Yukinori Matsuda was hanged in Fukoka Detention Centre. Sachiko Eto was hanged in Sendai Detention Centre. She was sentenced to death for murder and involuntary manslaughter in 2002. Sachiko Eto is the first woman to be executed since 1997 and the fourth woman to be executed since 1945.
These executions are a further setback after 3 people were executed on 29 March and 2 people were executed on 3 August after nearly two years without executions. For the first time in nineteen years no executions were recorded in 2011.
Justice Minister Makoto Taki has stated that he supports the death penalty because it’s on the books for heinous crimes. This is the fourth execution he has authorised since assuming office 4 months ago in June.
Matsuda was sentenced to death for murder in 2006 and his sentence finalised in April 2009 after he withdrew his appeal to the Supreme Court. In Japan, no mandatory appeals of death penalty cases take place, leaving serious questions as to whether all necessary legal requirements were met in his case.

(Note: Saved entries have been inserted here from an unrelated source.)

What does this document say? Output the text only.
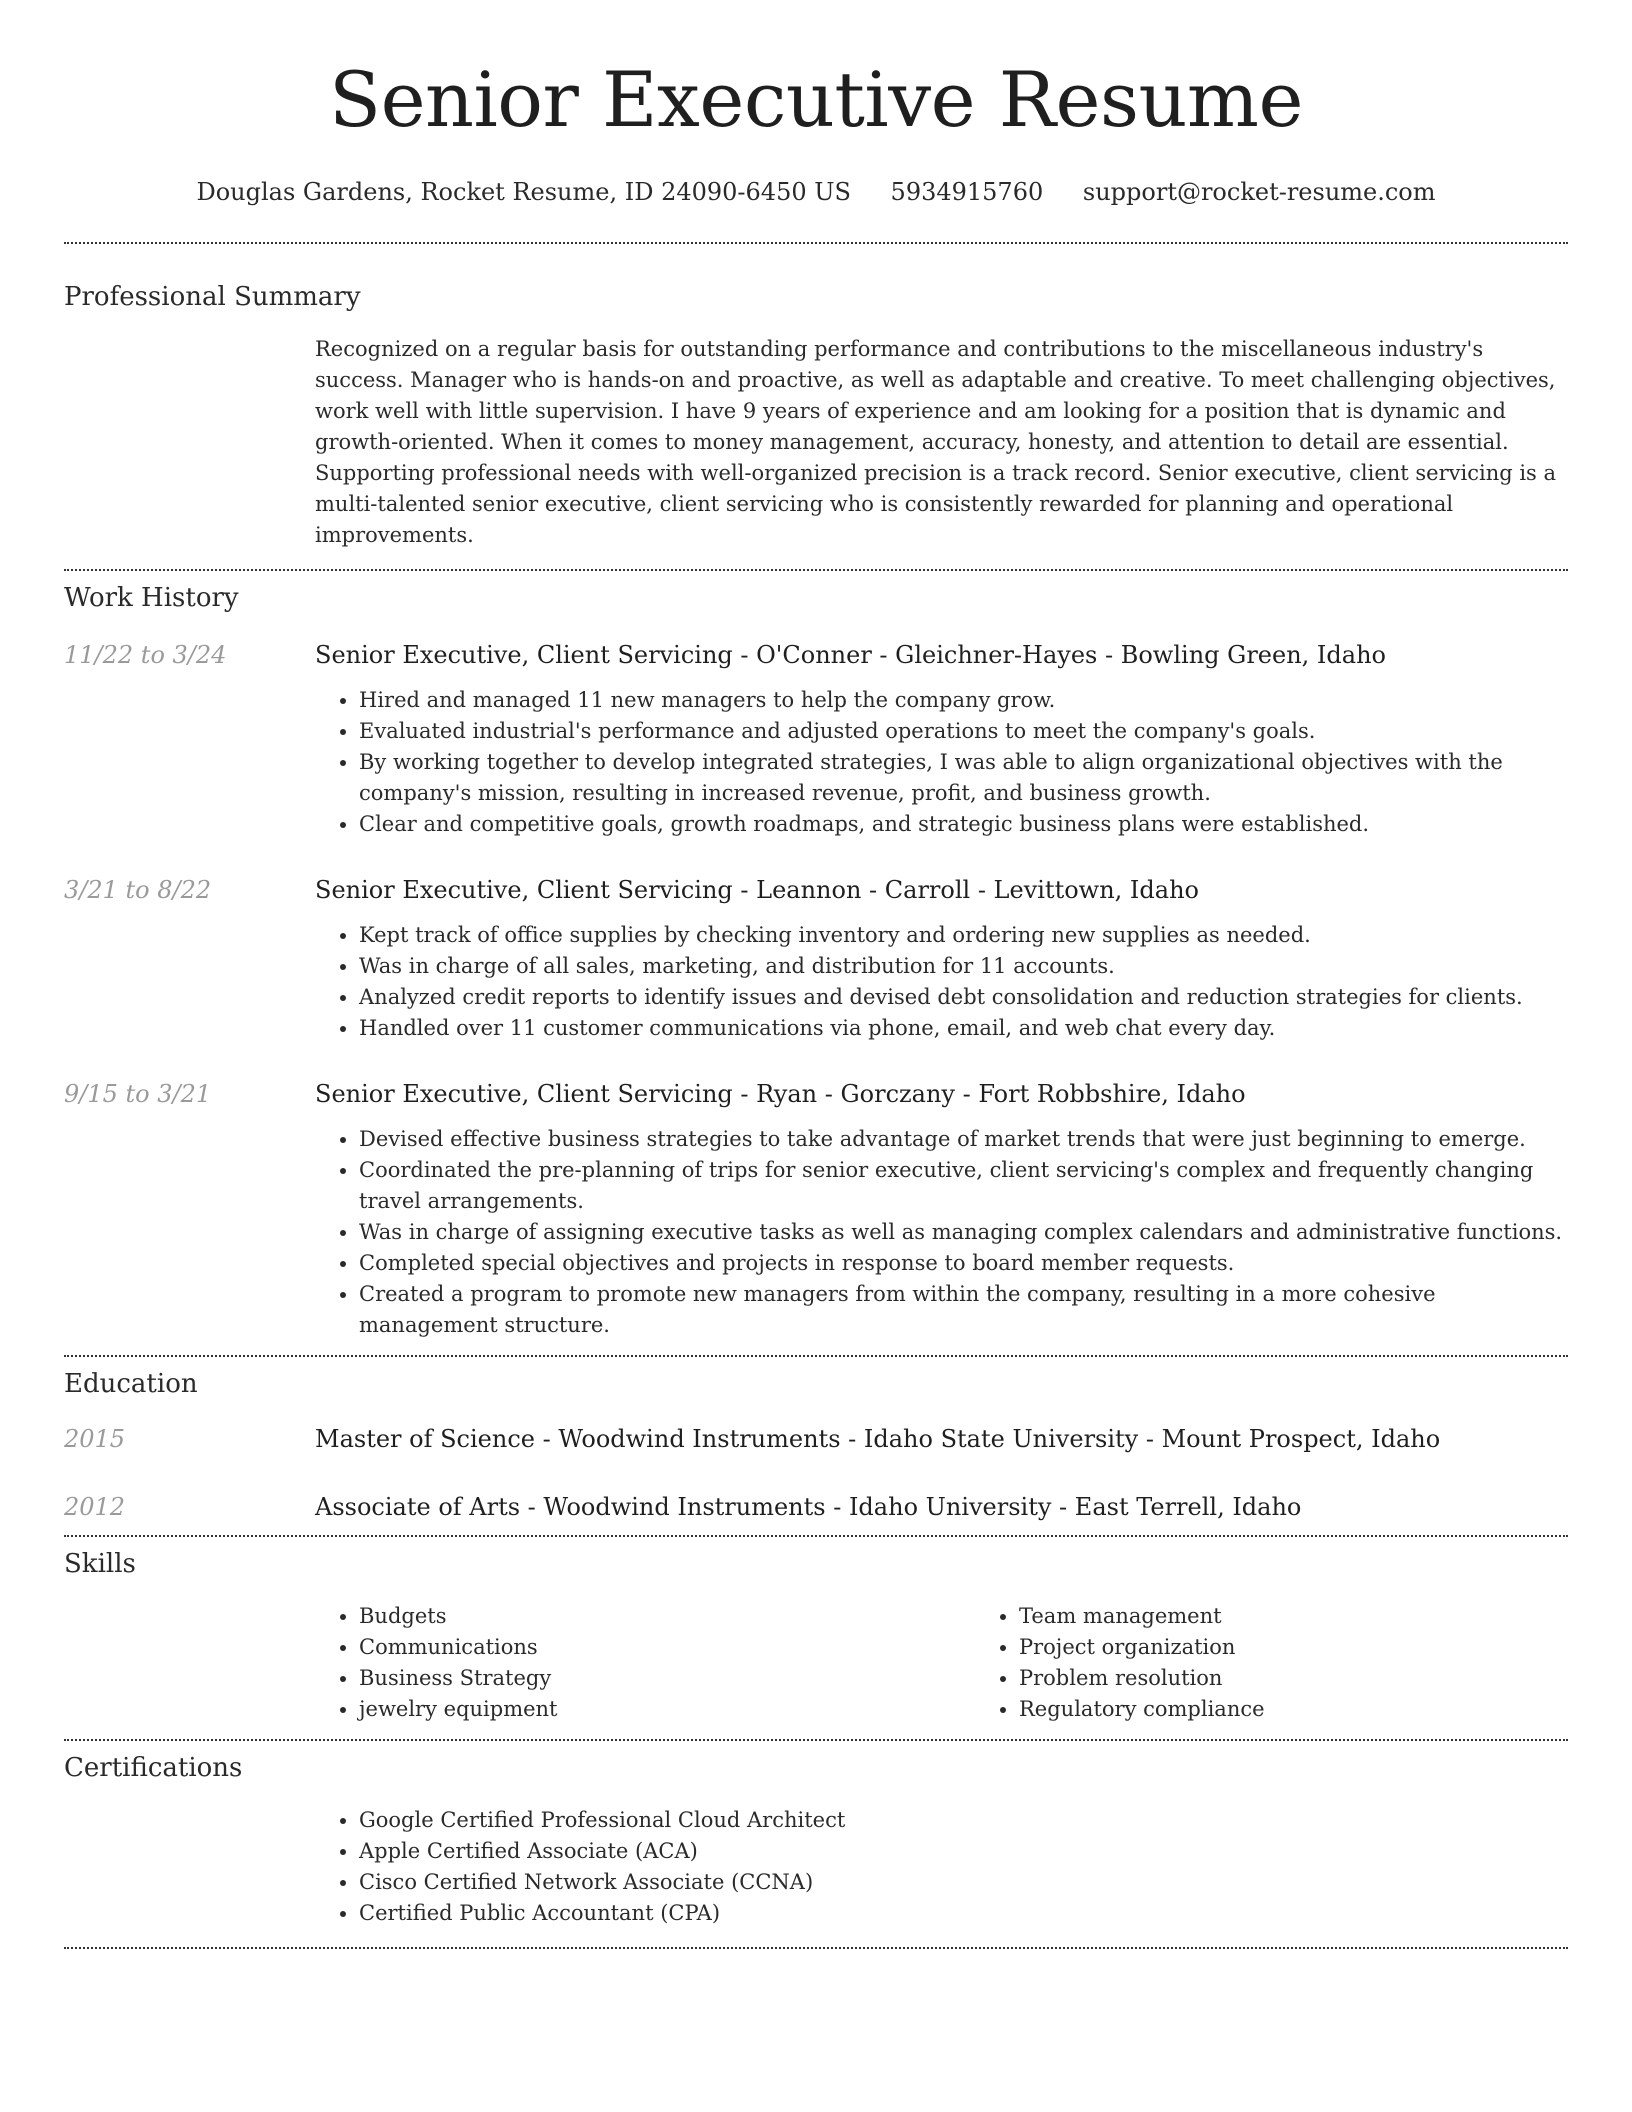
Senior Executive Resume
Douglas Gardens, Rocket Resume, ID 24090-6450 US 5934915760 support@rocket-resume.com
Professional Summary

Recognized on a regular basis for outstanding performance and contributions to the miscellaneous industry's success. Manager who is hands-on and proactive, as well as adaptable and creative. To meet challenging objectives, work well with little supervision. I have 9 years of experience and am looking for a position that is dynamic and growth-oriented. When it comes to money management, accuracy, honesty, and attention to detail are essential. Supporting professional needs with well-organized precision is a track record. Senior executive, client servicing is a multi-talented senior executive, client servicing who is consistently rewarded for planning and operational improvements.

Work History
11/22 to 3/24	Senior Executive, Client Servicing - O'Conner - Gleichner-Hayes - Bowling Green, Idaho

• Hired and managed 11 new managers to help the company grow.
• Evaluated industrial's performance and adjusted operations to meet the company's goals.
• By working together to develop integrated strategies, I was able to align organizational objectives with the company's mission, resulting in increased revenue, profit, and business growth.
• Clear and competitive goals, growth roadmaps, and strategic business plans were established.
3/21 to 8/22	Senior Executive, Client Servicing - Leannon - Carroll - Levittown, Idaho

• Kept track of office supplies by checking inventory and ordering new supplies as needed.
• Was in charge of all sales, marketing, and distribution for 11 accounts.
• Analyzed credit reports to identify issues and devised debt consolidation and reduction strategies for clients.
• Handled over 11 customer communications via phone, email, and web chat every day.
9/15 to 3/21	Senior Executive, Client Servicing - Ryan - Gorczany - Fort Robbshire, Idaho

• Devised effective business strategies to take advantage of market trends that were just beginning to emerge.
• Coordinated the pre-planning of trips for senior executive, client servicing's complex and frequently changing travel arrangements.
• Was in charge of assigning executive tasks as well as managing complex calendars and administrative functions.
• Completed special objectives and projects in response to board member requests.
• Created a program to promote new managers from within the company, resulting in a more cohesive management structure.
Education
2015	Master of Science - Woodwind Instruments - Idaho State University - Mount Prospect, Idaho

2012	Associate of Arts - Woodwind Instruments - Idaho University - East Terrell, Idaho

Skills
• Budgets
• Communications
• Business Strategy
• jewelry equipment
• Team management
• Project organization
• Problem resolution
• Regulatory compliance
Certifications
• Google Certified Professional Cloud Architect
• Apple Certified Associate (ACA)
• Cisco Certified Network Associate (CCNA)
• Certified Public Accountant (CPA)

It is estimated that 131 people are currently on death row in Japan. Nineteen offences carry the death penalty, although in practice it is only imposed for murder. Executions are by hanging and are typically carried out in secret. No advance notice is given to their families and lawyers. The death row inmates themselves are only notified on the morning of their execution which means that they live under constant fear of execution.
ADPAN is also concerned that Japan still relies heavily on the daiyo kangoku system, which allows the police to detain and interrogate a suspect for up to twenty-three days with very limited access to legal counsel. This puts suspects at great risk of torture and other ill-treatment in order to obtain a “confession” and ensure a conviction – Japan currently has a 99% conviction rate.
ADPAN opposes the death penalty in all cases, and calls upon the Japanese government to place a moratorium on all executions, to commute all death sentences and to work toward abolition of the death penalty for all crimes.